45. Job Search IV: Fitted Value Function Iteration#

45.1. Overview#

This lecture follows on from the job search model with separation presented in the previous lecture.

In that lecture mixed exogenous job separation events and Markov wage offer distributions.

In this lecture we allow this wage offer process to be continuous rather than discrete.

In particular,

\[ W_t = \exp(X_t) \quad \text{where} \quad X_{t+1} = \rho X_t + \nu Z_{t+1} \]

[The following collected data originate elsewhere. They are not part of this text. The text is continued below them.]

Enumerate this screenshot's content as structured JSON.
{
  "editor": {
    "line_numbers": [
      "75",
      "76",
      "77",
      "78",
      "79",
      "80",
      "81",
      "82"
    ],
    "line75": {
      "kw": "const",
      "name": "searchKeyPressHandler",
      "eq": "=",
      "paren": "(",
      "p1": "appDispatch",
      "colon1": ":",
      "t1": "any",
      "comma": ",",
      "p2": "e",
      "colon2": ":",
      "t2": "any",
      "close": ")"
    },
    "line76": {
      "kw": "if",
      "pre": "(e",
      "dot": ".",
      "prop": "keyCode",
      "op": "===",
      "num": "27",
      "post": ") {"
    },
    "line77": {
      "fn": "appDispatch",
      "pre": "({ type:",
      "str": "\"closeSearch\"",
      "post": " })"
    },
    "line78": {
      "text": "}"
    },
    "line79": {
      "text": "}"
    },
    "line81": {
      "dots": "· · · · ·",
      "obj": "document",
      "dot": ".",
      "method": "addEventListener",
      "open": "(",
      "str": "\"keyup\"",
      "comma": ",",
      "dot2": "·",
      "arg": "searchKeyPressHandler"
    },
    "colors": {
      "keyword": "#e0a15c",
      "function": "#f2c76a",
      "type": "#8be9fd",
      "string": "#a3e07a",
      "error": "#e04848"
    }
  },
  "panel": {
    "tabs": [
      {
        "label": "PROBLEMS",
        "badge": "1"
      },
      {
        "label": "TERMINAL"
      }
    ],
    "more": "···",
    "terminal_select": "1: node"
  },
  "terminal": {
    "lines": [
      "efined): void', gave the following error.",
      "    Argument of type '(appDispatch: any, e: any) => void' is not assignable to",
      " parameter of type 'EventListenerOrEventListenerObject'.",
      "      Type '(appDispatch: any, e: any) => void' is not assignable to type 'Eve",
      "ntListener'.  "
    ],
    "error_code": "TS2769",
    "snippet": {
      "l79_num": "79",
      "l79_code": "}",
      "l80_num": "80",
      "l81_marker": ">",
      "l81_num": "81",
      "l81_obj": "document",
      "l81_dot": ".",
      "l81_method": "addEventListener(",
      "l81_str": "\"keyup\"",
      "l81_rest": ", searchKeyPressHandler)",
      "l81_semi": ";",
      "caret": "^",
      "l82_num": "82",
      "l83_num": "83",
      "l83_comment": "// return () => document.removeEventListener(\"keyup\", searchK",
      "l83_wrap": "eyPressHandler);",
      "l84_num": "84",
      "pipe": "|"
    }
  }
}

and \(\{Z_t\}\) is IID and standard normal.

While we already considered continuous wage distributions briefly in Job Search I: The McCall Search Model, the change was relatively trivial in that case.

The reason is that we were able to reduce the problem to solving for a single scalar value (the continuation value).

Here, in our Markov setting, the change is less trivial, since a continuous wage distribution leads to an uncountably infinite state space.

The infinite state space leads to additional challenges, particularly when it comes to applying value function iteration (VFI).

These challenges will lead us to modify VFI by adding an interpolation step.

The combination of VFI and this interpolation step is called fitted value function iteration (fitted VFI).

Fitted VFI is very common in practice, so we will take some time to work through the details.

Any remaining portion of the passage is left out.